For streaming UX: Higher temperature makes streaming feel more natural because the model produces less predictable, more human-like token sequences. Temperature 0 streaming can feel robotic because it always picks the obvious next word.
FAQ
Q: If I set temperature to 0, will I always get the exact same output?
Not necessarily. Temperature 0 means greedy decoding (always pick the highest probability token), but floating point operations on different hardware can produce slightly different logit values. Most providers offer a “seed” parameter for true reproducibility. Even then, model updates can change outputs. If you need guaranteed identical outputs, cache responses.
Q: What is the relationship between temperature and hallucination?
Higher temperature increases hallucination risk because lower-probability tokens (which include factually incorrect completions) become more likely to be selected. But temperature 0 does not eliminate hallucinations - it just deterministically picks the most probable completion, which can still be factually wrong. The model’s confidence is not calibrated to truth.
Q: Should I use top-p or temperature? When do I use both?
For most applications, tuning temperature alone is sufficient. Top-p is useful when you want adaptive filtering - it shines for open-ended generation where the model’s confidence varies significantly between steps. Using both is fine if you understand the interaction: temperature shapes the distribution, then top-p truncates the tail. Avoid extreme values of both simultaneously.
Interview questions
Q: You are building a customer-facing chatbot. Users complain that responses are repetitive and robotic. What sampling parameters would you adjust, and what tradeoffs do you accept?
Increase temperature from 0 to 0.4-0.6 for response variety. Add a small frequency penalty (0.3-0.5) to reduce word repetition. The tradeoff: slightly higher hallucination risk and less reproducible outputs. Mitigate by keeping factual retrieval separate from response generation - retrieve at temperature 0, generate responses at moderate temperature.
Q: Your classification pipeline uses an LLM to categorize support tickets into 5 categories. Results are inconsistent between runs. Diagnose and fix.
The pipeline likely uses non-zero temperature, causing the model to sometimes pick alternative (incorrect) classifications when probabilities are close. Fix: set temperature to 0, set max tokens to a small value (just enough for the category label), use a stop sequence after the category name. For borderline cases where the model is genuinely uncertain, implement confidence thresholds by examining logprobs and routing low-confidence tickets to human review.
Q: Explain the tradeoff between temperature and top-p.
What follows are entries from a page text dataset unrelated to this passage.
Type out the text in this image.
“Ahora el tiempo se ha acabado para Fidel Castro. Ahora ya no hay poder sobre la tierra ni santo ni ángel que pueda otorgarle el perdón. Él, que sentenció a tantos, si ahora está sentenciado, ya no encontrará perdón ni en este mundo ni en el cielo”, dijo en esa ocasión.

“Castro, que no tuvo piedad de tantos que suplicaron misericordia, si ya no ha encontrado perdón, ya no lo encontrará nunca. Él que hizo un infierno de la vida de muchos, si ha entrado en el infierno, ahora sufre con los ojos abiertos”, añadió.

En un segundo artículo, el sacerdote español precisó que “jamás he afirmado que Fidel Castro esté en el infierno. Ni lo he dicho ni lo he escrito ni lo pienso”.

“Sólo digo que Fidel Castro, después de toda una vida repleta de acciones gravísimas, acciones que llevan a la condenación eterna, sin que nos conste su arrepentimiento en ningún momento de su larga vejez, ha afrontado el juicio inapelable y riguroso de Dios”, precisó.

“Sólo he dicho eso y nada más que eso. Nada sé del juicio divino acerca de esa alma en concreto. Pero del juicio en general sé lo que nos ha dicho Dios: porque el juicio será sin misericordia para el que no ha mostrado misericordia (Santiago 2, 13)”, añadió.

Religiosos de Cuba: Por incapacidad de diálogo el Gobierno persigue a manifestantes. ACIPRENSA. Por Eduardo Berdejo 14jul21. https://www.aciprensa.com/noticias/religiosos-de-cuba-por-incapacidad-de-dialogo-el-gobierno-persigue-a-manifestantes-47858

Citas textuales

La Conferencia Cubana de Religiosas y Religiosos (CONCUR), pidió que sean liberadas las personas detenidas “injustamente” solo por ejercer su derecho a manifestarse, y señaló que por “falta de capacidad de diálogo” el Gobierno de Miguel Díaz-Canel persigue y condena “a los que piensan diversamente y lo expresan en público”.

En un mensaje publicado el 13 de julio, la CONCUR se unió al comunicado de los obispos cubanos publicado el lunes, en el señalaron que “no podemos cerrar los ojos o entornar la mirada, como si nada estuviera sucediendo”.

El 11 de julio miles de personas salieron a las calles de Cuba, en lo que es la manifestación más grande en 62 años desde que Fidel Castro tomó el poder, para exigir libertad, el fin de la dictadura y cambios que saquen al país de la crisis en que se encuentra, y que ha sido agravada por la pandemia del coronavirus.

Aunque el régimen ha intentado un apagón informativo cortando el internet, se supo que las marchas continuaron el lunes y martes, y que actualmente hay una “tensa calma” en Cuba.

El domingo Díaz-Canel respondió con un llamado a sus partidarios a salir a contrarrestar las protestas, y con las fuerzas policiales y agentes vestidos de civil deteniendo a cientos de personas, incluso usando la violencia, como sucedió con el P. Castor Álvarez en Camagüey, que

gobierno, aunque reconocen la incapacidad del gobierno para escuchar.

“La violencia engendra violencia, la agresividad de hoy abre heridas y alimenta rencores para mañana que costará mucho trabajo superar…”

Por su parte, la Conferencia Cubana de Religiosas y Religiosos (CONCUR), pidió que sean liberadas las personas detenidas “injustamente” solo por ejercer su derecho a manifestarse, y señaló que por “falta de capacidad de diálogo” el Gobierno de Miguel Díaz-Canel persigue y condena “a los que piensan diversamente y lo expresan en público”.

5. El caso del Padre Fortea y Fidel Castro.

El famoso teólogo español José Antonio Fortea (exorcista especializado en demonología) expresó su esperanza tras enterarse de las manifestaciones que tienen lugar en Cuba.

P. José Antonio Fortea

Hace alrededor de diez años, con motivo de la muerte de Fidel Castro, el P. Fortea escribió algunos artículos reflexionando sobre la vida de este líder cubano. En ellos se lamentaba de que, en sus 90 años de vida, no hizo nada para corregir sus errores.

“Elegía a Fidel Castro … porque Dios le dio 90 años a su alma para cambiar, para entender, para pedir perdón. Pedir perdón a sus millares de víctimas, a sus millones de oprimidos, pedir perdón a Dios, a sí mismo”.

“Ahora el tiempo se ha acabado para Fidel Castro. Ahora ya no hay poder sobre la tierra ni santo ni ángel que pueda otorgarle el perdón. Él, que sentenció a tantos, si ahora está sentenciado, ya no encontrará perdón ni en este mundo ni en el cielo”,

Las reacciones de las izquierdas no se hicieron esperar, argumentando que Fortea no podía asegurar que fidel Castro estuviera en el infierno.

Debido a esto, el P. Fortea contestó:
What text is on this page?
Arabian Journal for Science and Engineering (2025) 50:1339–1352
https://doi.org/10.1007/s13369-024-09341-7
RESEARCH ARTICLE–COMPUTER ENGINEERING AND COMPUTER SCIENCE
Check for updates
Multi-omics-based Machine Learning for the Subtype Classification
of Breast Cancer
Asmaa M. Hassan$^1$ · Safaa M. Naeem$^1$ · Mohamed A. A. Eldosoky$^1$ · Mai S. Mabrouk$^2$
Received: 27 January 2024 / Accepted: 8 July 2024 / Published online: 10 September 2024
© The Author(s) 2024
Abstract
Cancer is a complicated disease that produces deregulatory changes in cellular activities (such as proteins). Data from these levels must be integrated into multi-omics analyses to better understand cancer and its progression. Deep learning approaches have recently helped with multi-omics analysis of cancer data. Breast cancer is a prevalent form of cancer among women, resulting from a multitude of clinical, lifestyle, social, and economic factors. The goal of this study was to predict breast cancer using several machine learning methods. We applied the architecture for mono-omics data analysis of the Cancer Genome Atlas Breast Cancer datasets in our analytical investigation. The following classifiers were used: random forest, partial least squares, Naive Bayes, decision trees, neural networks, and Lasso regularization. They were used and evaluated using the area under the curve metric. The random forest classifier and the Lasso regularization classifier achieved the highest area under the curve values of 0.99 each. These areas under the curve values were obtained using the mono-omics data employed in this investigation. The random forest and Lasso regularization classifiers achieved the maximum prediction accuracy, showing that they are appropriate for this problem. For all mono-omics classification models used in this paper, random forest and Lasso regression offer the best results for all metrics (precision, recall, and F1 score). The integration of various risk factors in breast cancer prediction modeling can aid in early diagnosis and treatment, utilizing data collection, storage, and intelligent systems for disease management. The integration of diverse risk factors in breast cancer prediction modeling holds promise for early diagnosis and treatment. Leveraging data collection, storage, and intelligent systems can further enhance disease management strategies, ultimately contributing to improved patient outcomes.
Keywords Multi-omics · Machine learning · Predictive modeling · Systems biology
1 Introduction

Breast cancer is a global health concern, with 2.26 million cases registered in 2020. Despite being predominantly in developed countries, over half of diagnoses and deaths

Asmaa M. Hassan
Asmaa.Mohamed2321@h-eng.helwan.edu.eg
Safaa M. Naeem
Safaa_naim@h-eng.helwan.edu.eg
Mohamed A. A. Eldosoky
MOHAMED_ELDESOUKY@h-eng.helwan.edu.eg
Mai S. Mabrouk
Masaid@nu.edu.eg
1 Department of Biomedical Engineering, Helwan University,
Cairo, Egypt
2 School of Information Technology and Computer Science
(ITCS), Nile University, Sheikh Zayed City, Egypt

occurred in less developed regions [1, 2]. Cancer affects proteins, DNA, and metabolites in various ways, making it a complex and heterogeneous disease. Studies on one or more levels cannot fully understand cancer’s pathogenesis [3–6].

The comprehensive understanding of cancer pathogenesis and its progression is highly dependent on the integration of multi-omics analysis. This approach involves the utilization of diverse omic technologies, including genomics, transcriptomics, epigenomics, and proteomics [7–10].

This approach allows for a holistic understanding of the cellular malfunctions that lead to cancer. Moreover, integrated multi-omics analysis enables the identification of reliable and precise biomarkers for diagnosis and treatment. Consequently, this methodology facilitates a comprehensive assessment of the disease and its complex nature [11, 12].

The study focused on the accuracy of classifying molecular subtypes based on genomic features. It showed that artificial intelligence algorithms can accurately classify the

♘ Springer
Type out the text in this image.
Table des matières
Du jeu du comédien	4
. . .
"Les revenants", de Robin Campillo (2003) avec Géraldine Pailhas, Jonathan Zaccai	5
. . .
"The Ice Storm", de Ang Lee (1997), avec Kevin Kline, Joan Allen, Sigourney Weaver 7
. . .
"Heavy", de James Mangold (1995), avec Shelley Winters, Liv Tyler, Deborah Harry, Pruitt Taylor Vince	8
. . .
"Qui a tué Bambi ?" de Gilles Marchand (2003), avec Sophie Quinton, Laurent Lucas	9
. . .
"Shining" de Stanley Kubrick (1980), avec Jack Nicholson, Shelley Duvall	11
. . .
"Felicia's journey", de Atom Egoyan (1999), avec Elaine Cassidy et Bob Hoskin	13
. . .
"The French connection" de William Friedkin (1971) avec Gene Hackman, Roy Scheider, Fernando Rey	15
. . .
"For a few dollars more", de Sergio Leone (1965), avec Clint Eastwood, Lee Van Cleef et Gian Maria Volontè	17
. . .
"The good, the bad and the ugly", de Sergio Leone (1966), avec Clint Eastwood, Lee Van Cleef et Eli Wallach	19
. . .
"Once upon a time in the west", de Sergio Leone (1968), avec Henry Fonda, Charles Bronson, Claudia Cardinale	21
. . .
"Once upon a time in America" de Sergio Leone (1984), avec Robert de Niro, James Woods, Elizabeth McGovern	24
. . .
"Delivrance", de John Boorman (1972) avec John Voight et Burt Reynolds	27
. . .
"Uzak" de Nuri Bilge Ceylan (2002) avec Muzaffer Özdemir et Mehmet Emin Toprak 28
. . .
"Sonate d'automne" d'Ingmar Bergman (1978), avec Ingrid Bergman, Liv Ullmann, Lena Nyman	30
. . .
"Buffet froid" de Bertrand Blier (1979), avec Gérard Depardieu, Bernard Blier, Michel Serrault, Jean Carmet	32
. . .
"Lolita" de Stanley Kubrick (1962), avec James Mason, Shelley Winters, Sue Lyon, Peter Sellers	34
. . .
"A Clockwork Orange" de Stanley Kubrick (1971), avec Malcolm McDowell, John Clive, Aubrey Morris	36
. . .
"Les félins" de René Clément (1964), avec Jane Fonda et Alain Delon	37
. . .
When would you use one vs the other vs both?
Temperature scales the entire distribution uniformly - it affects all tokens proportionally. Top-p adaptively truncates based on cumulative probability. Temperature alone is sufficient for most tasks. Top-p is valuable when you want the model to self-regulate: in high-confidence steps it considers few tokens, in low-confidence steps it explores more. Using both lets you shape (temperature) and then truncate (top-p), which is useful for creative tasks where you want controlled variety without the risk of truly random tokens from the deep tail.